I guess I don't get the Server Client difference. My 4 MCE boxes all do the same job (they all record shows, etc) Do I really want to make 1 a server, or just put Sage on all of the boxes and then I don't need a server?

BTW I at least got the trial version running on the machine that was giving me CPU troubles. It works fine with the new tuner card..

I will read more, I am on the Sage forums now...

Vaughn
 
In a network-distributed architecture, there can only be 1 ra (Stargate reference :lol: )

One machine will coordinate and drive the recording schedules, etc. The others will have a damn similar UI, but will request the server to coordinate such things. You can now centralize all your tuners into one box and make this client/server, or leave your tuners in each box and use SageRecorder to have client machines also do recording.
 
1 SageServer $80, 1 SageClient @($30?).

BTW, given that you are the vCrib god and vCrib is an open-source and free solution, check with the Sage heads to if they'll cut you a break. They're generally great guys to deal with, they're the anti-microsoft in more ways than one.

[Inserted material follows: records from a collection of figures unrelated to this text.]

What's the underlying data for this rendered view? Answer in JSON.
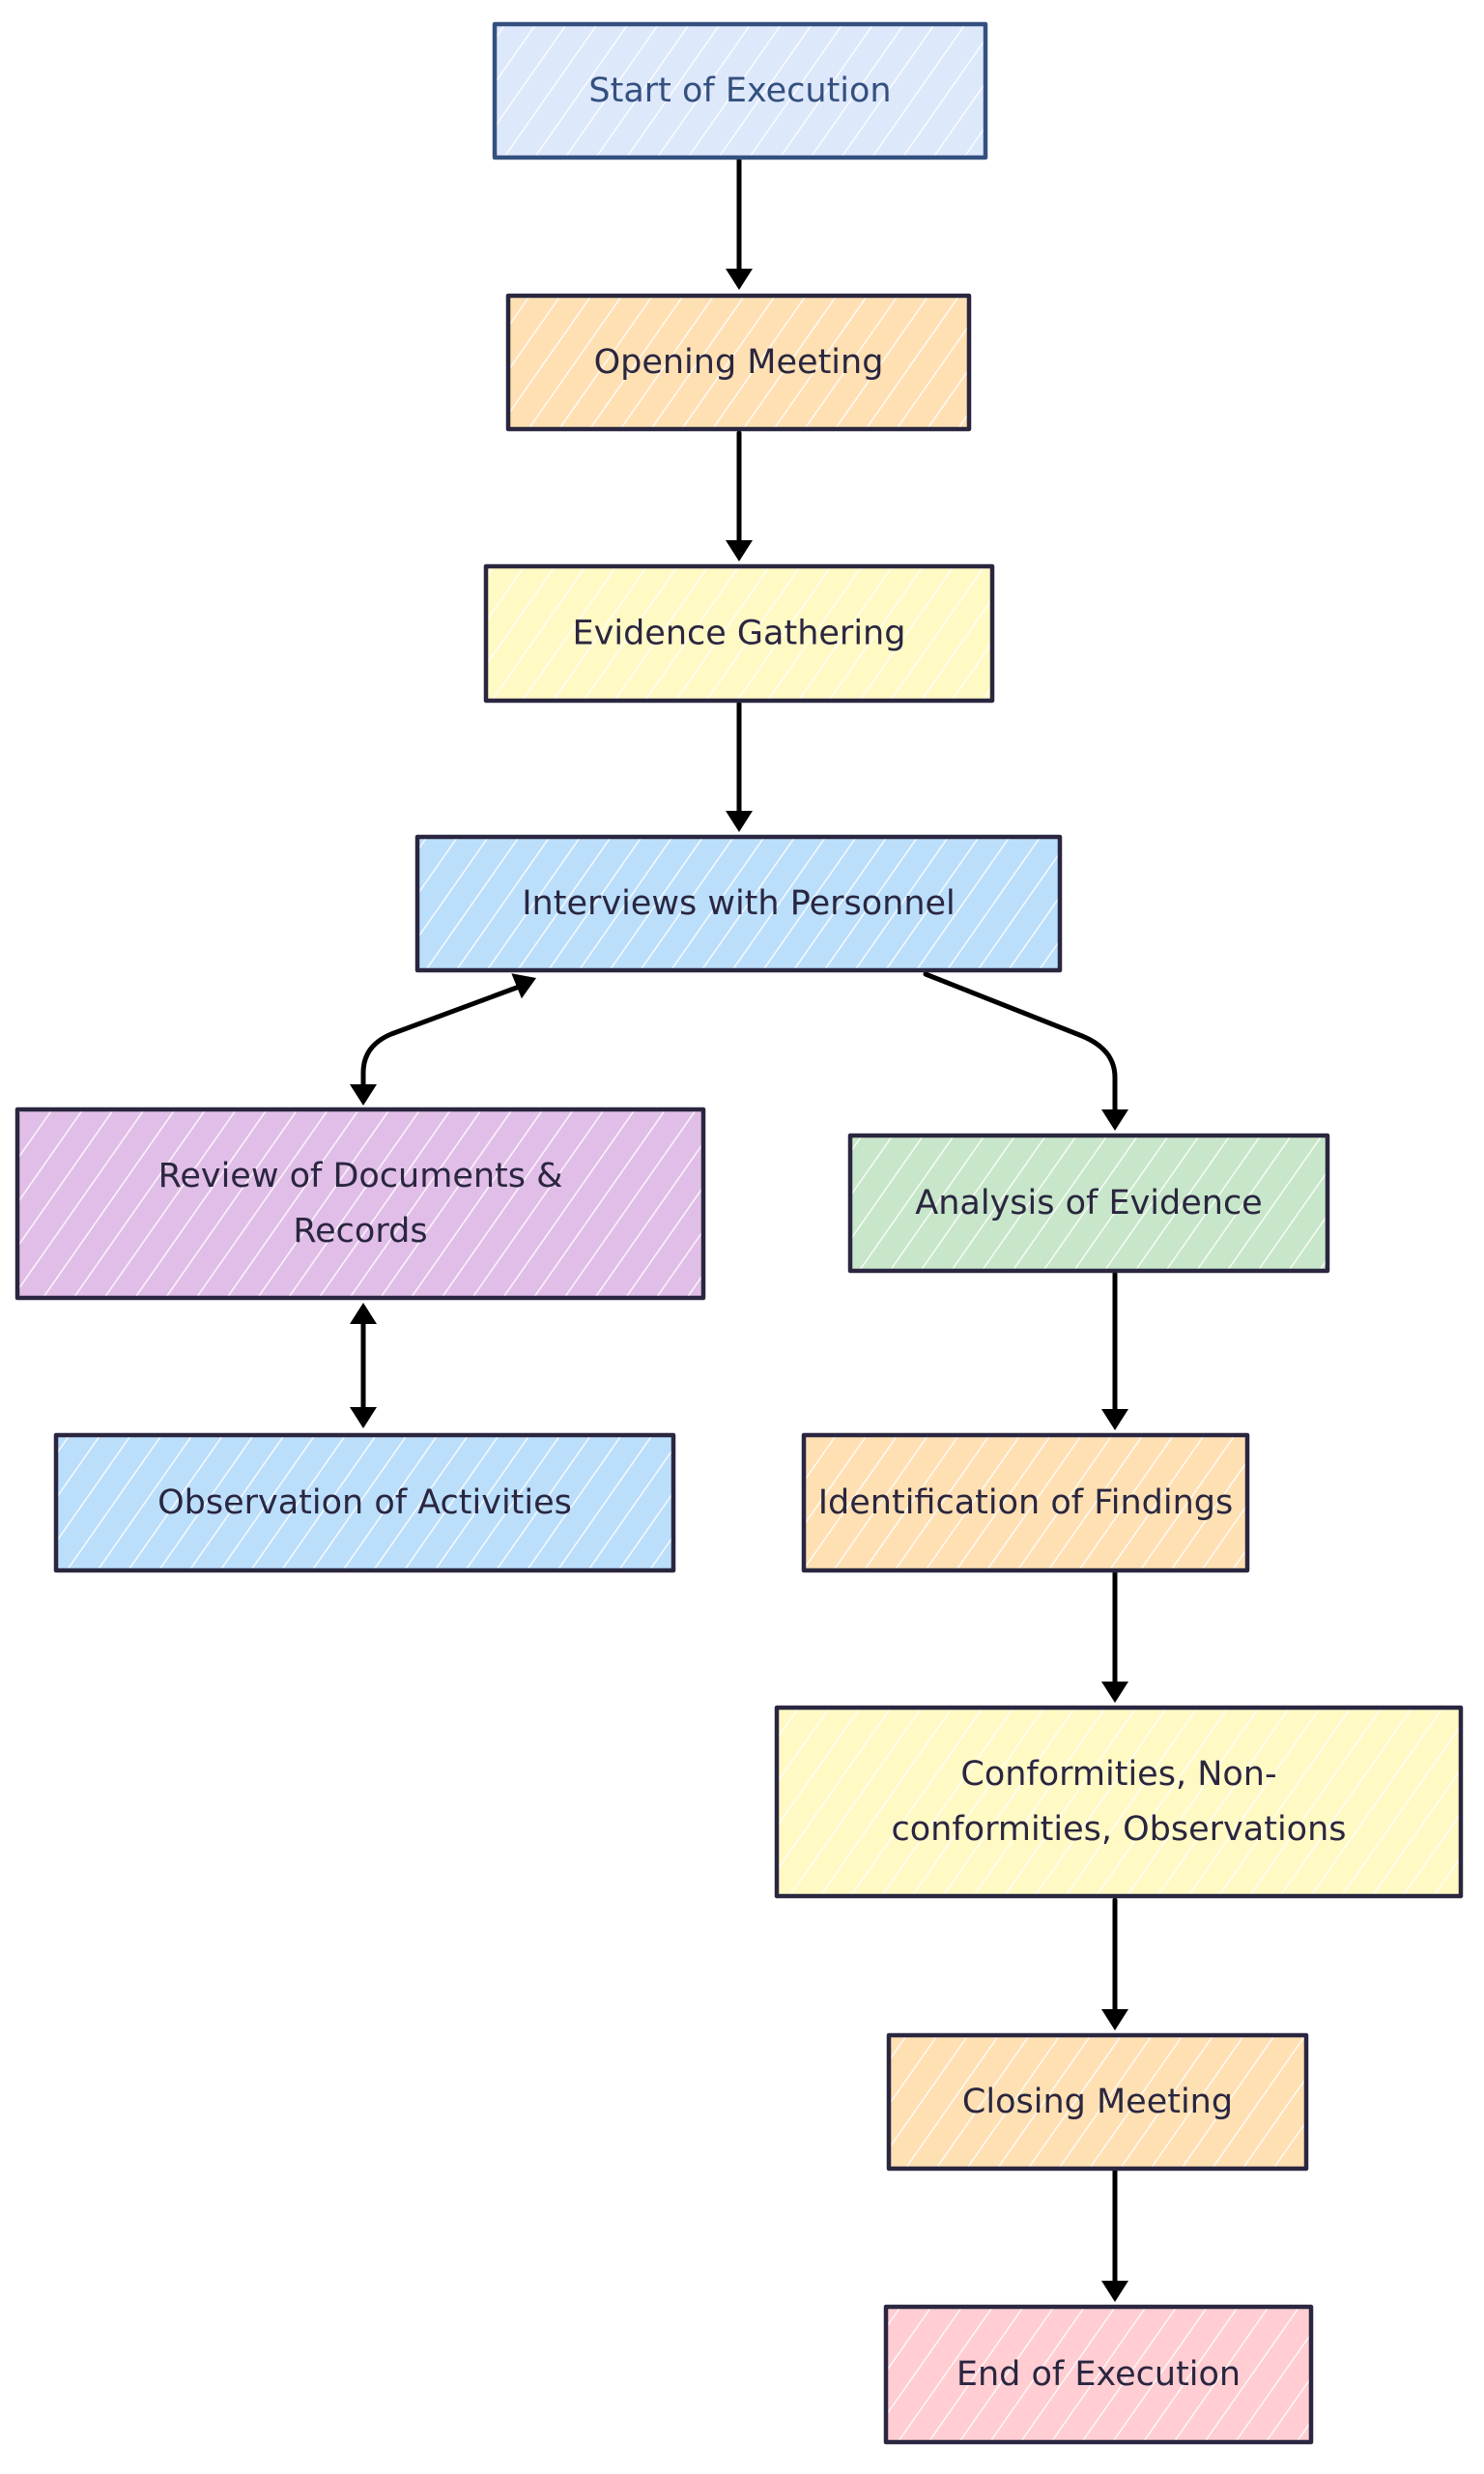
{
  "diagram": {
    "type": "flowchart",
    "style": "hand-drawn hachure",
    "colors": {
      "edge": "#000000",
      "text": "#2a2640",
      "outline": "#2a2640",
      "start_text": "#34507f",
      "start_outline": "#34507f"
    },
    "nodes": [
      {
        "id": "start",
        "label": [
          "Start of Execution"
        ],
        "fill": "#dde8fb",
        "stroke": "#34507f",
        "text": "#34507f"
      },
      {
        "id": "opening",
        "label": [
          "Opening Meeting"
        ],
        "fill": "#ffe0b2",
        "stroke": "#2a2640",
        "text": "#2a2640"
      },
      {
        "id": "evidence",
        "label": [
          "Evidence Gathering"
        ],
        "fill": "#fff9c4",
        "stroke": "#2a2640",
        "text": "#2a2640"
      },
      {
        "id": "interviews",
        "label": [
          "Interviews with Personnel"
        ],
        "fill": "#bbdefb",
        "stroke": "#2a2640",
        "text": "#2a2640"
      },
      {
        "id": "review",
        "label": [
          "Review of Documents &",
          "Records"
        ],
        "fill": "#e1bee7",
        "stroke": "#2a2640",
        "text": "#2a2640"
      },
      {
        "id": "observation",
        "label": [
          "Observation of Activities"
        ],
        "fill": "#bbdefb",
        "stroke": "#2a2640",
        "text": "#2a2640"
      },
      {
        "id": "analysis",
        "label": [
          "Analysis of Evidence"
        ],
        "fill": "#c8e6c9",
        "stroke": "#2a2640",
        "text": "#2a2640"
      },
      {
        "id": "findings",
        "label": [
          "Identification of Findings"
        ],
        "fill": "#ffe0b2",
        "stroke": "#2a2640",
        "text": "#2a2640"
      },
      {
        "id": "conformities",
        "label": [
          "Conformities, Non-",
          "conformities, Observations"
        ],
        "fill": "#fff9c4",
        "stroke": "#2a2640",
        "text": "#2a2640"
      },
      {
        "id": "closing",
        "label": [
          "Closing Meeting"
        ],
        "fill": "#ffe0b2",
        "stroke": "#2a2640",
        "text": "#2a2640"
      },
      {
        "id": "end",
        "label": [
          "End of Execution"
        ],
        "fill": "#ffcdd2",
        "stroke": "#2a2640",
        "text": "#2a2640"
      }
    ],
    "edges": [
      {
        "from": "start",
        "to": "opening",
        "direction": "forward"
      },
      {
        "from": "opening",
        "to": "evidence",
        "direction": "forward"
      },
      {
        "from": "evidence",
        "to": "interviews",
        "direction": "forward"
      },
      {
        "from": "interviews",
        "to": "review",
        "direction": "both"
      },
      {
        "from": "review",
        "to": "observation",
        "direction": "both"
      },
      {
        "from": "interviews",
        "to": "analysis",
        "direction": "forward"
      },
      {
        "from": "analysis",
        "to": "findings",
        "direction": "forward"
      },
      {
        "from": "findings",
        "to": "conformities",
        "direction": "forward"
      },
      {
        "from": "conformities",
        "to": "closing",
        "direction": "forward"
      },
      {
        "from": "closing",
        "to": "end",
        "direction": "forward"
      }
    ]
  }
}
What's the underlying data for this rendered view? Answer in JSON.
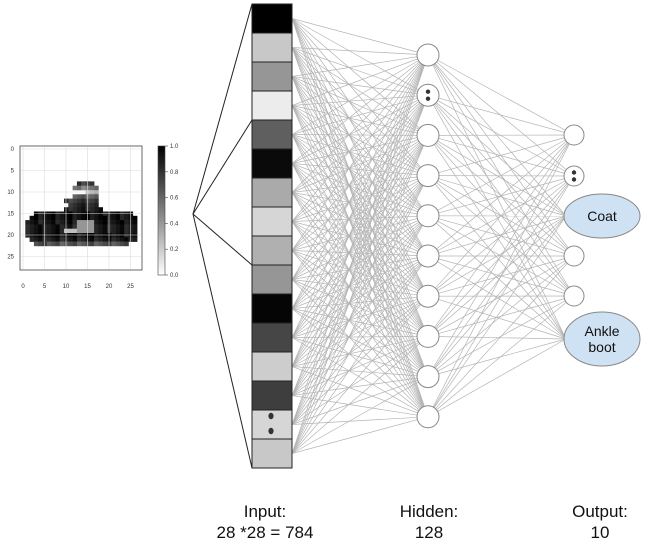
{
  "image_panel": {
    "y_ticks": [
      "0",
      "5",
      "10",
      "15",
      "20",
      "25"
    ],
    "x_ticks": [
      "0",
      "5",
      "10",
      "15",
      "20",
      "25"
    ],
    "colorbar_ticks": [
      "1.0",
      "0.8",
      "0.6",
      "0.4",
      "0.2",
      "0.0"
    ]
  },
  "input_layer": {
    "cell_gray": [
      0,
      200,
      150,
      236,
      95,
      10,
      170,
      214,
      176,
      150,
      5,
      70,
      205,
      62,
      214,
      200
    ],
    "ellipsis_index": 14
  },
  "hidden_layer": {
    "node_count": 10,
    "ellipsis_index": 1
  },
  "output_layer": {
    "nodes": [
      {
        "kind": "small"
      },
      {
        "kind": "ellipsis"
      },
      {
        "kind": "labeled",
        "label": "Coat"
      },
      {
        "kind": "small"
      },
      {
        "kind": "small"
      },
      {
        "kind": "labeled",
        "label": "Ankle boot"
      }
    ],
    "labeled_fill": "#cfe2f3"
  },
  "labels": {
    "input_title": "Input:",
    "input_value": "28 *28 = 784",
    "hidden_title": "Hidden:",
    "hidden_value": "128",
    "output_title": "Output:",
    "output_value": "10"
  },
  "colors": {
    "edge": "#b4b4b4",
    "node_stroke": "#888888",
    "fan": "#222222"
  }
}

I guess I don't get the Server Client difference. My 4 MCE boxes all do the same job (they all record shows, etc) Do I really want to make 1 a server, or just put Sage on all of the boxes and then I don't need a server?

BTW I at least got the trial version running on the machine that was giving me CPU troubles. It works fine with the new tuner card..

I will read more, I am on the Sage forums now...

Vaughn

Depends...

There must be a primary server that determines what recording hardware will be used to capture the video.

The normal SageTV server package ($80) includes the backend server and a frontend client.

You can install the server on 2 machines however the second will become a slave to the first any recording devices it has can be used by the primary server as a network encoder. This means you are not limited in the PCI bus for analog capture, you can take an old P3 800 and load it up with PVR500s and as long as it's disk IO and network can handle it you can use it.

On most PCs all you need is the client, it is basically the same as the frontend used on the server.

SageTV has a true client/server relationship, there is 2 applications in use. The server is mearly the logic behind the recording and transcoding and it keeps a database of your viewing history and preferences. The client is mearly the interface it is dependent on the server for content but it's interface is its own and can be modified indepently of all others. If you install Sage on a single machine you will still use both server and client.

Extender clients are different (MVP, HD Extender and placeshifter)... They use a client interface rendered on the server this is very different from the MS Client application.


To build an interface to SageTV you are primarily interested in the client interface used by the server as it can also be used by all others. Your interest in the server application would be to interact with core recording functions, for instance ring a bell when X has finished recording.